Village in South Gloucestershire, England

Catbrain Hill, simply known as Catbrain, is a small village in South Gloucestershire, England, part of the suburban North Fringe of Bristol. It is located near Cribbs Causeway, on a road that contains many car dealerships. A new housing estate has been recently constructed at Catbrain, with more developments nearby underway as of 2022. At the bottom of the hill lies the runway of the former Bristol Filton Airport.

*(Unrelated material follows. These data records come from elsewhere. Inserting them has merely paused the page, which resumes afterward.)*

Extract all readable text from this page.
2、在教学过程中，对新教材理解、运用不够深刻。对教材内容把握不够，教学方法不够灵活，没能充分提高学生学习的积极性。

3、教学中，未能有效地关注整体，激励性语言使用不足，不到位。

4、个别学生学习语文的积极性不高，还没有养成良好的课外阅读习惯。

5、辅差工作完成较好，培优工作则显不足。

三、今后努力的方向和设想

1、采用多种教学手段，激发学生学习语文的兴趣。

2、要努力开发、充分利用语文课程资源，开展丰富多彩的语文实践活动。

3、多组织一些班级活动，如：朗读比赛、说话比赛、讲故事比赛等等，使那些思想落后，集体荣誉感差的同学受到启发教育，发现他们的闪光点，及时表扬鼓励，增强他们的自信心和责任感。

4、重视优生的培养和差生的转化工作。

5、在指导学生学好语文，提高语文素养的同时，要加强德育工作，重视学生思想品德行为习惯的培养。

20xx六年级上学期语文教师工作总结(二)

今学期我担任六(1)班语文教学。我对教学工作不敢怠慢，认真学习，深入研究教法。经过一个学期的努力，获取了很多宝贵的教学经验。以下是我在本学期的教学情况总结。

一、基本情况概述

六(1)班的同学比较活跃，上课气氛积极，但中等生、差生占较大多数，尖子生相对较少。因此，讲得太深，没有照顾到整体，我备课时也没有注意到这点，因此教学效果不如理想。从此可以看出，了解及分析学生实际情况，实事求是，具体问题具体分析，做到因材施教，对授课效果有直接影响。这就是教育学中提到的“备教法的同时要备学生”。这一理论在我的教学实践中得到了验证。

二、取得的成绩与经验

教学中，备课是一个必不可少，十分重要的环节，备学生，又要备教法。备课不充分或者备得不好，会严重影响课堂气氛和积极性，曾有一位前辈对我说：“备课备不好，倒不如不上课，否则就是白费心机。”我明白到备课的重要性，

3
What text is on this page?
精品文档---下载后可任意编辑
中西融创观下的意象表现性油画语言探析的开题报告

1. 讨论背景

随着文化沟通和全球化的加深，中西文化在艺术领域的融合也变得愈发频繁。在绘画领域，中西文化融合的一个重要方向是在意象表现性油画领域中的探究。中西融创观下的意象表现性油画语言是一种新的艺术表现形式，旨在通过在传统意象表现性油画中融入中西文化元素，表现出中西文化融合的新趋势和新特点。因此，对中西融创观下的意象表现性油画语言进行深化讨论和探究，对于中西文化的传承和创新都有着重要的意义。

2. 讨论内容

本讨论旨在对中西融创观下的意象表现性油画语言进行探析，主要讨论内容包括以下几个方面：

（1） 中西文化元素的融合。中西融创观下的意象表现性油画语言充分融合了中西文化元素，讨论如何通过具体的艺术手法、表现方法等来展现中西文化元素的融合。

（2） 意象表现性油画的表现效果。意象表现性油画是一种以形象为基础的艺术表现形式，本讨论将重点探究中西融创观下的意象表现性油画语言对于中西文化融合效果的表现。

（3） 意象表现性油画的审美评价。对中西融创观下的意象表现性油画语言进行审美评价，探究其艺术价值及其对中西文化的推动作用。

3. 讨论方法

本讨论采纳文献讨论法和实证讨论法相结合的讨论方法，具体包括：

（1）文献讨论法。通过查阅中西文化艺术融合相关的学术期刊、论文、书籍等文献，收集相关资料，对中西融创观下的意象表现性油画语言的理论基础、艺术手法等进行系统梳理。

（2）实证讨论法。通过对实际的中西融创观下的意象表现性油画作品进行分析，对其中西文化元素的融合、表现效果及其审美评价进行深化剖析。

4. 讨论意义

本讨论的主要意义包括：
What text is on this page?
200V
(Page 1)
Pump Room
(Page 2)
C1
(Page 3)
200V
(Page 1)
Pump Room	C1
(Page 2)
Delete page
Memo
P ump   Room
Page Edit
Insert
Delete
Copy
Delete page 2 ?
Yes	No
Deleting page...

The area belongs to the postcode area BS10.

==Name history==
"Cat's brain" is a common name for fields in the south of England. It comes from the Middle English "Cattes Brazen", referring to a rough clay mix used in soil at the time. There are other Catbrains in Wiltshire, Oxfordshire, Warwickshire, Northamptonshire, Buckinghamshire, Bedfordshire, Gloucestershire and Surrey. Catbrain has frequently been noted on lists of unusual place names, within the UK and beyond.

==Hazel Brook==
The Hazel Brook rises in nearby Cribbs Causeway and its flow into the River Trym is controlled by an attenuation reservoir at Catbrain, which reduces the silt flowing into the system from the many shopping malls in the area. Measurements of pollution by the city council are made monthly.